Il vuoto e il nulla sono al centro di
una nuova e più interessante possibilità di concepire la teologia e una più
profonda comprensione della realtà.
Vuoto non significa non-esistente. Se
diciamo che una casa è vuota, non significa che sia non-esistente. Se diciamo
che al fondo dei numeri c’è lo zero, non significa che lo zero sia nulla; anzi,
senza di lui non potremmo fare tante operazioni.
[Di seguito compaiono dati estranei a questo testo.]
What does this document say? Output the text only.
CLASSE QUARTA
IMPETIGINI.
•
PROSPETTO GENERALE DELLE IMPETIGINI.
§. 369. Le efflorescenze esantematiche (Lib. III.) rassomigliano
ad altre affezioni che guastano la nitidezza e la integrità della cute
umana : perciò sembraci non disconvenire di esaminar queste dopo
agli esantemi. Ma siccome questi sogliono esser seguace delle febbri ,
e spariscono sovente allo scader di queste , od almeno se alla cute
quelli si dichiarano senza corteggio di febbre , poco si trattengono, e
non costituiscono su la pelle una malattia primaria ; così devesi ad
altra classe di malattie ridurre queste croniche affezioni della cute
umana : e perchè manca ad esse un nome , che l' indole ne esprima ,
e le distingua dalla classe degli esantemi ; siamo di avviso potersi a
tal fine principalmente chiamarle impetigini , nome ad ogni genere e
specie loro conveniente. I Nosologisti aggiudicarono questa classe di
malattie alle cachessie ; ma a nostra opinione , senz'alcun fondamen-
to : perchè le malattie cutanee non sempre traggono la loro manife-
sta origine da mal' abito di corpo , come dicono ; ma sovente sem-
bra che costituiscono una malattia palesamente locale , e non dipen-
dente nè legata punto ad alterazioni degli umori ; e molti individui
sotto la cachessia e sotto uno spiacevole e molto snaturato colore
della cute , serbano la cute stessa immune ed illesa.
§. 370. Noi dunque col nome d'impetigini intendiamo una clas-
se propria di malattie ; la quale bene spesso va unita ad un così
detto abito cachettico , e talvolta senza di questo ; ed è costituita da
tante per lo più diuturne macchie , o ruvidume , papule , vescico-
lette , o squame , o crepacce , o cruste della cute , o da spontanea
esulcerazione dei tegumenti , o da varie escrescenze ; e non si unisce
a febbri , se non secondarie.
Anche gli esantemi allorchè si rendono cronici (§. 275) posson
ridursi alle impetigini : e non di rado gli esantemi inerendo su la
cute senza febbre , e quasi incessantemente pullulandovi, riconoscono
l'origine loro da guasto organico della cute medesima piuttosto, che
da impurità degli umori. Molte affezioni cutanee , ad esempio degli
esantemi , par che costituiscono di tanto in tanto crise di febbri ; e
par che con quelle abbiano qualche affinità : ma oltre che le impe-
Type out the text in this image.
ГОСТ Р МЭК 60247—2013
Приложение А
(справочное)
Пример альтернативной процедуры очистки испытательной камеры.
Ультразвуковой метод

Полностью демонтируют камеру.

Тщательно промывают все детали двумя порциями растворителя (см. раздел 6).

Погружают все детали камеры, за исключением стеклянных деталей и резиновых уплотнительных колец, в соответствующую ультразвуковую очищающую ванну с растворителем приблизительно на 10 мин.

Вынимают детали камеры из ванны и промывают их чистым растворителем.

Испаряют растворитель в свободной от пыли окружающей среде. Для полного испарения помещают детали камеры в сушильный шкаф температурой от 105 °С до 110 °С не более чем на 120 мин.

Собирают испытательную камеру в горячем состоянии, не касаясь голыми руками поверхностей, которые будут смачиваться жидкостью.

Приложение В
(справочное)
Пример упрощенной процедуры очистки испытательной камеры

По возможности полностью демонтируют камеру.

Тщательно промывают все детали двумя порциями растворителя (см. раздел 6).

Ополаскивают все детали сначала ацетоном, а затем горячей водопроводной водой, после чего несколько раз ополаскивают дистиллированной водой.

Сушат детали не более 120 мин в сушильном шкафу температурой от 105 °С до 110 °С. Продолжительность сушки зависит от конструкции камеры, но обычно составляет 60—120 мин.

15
Un vuoto, dunque, molto utile.
Il vuoto permette ad un vaso di essere,
ad una casa di essere, alla musica di essere, al corpo di essere, al mondo di
essere, al pensiero di essere, alla vita di essere… e, in realtà, ad ogni cosa
di essere.
Vuoto e nulla non indicano una
mancanza, ma una possibilità di dinamismo e di potenziamento della vita, un
nucleo che permette di assegnare un sostrato a tutto. Lungi dall’indicare
annientamento, indicano una potenzialità di essere, il fondo delle cose.
Avvicinarsi al vuoto è avvicinarsi all’essenza.
Il nucleo non è non-esistente, ma la possibilità della moltiplicazione dell’essere.
Il problema che il vuoto-nulla non è comunemente
esperibile, perché in esso viene a mancare il soggetto percipiente. Quando per
esempio dormiamo senza sognare, il soggetto scompare. E lo stesso avviene nella
morte. La coscienza arriva fino al suo limite estremo e poi si spegne.
Di conseguenza, del vuoto possiamo dire
solo quello che non è, non quello che è. Ma questo non significa che
non-esista. La sua esistenza può essere dedotta proprio dalle molteplici
manifestazioni dell’essere.
Ritornare al vuoto è quindi la
possibilità di tornare al fondo della realtà. E ci si può arrivare o attraverso
il sonno senza sogni o attraverso la meditazione che comporta il silenzio, la
quiete, la non-mente e lo sprofondamento.
Possiamo arrivare ai limiti del buco
nero, stare lì a contemplare il vuoto-pieno-di-potenzialità, attingere un po’
della sua enorme energia e poi tornare rinnovati in questa realtà delle sue manifestazioni.
La meditazione è una pratica di
immersione periodica in queste profondità abissali.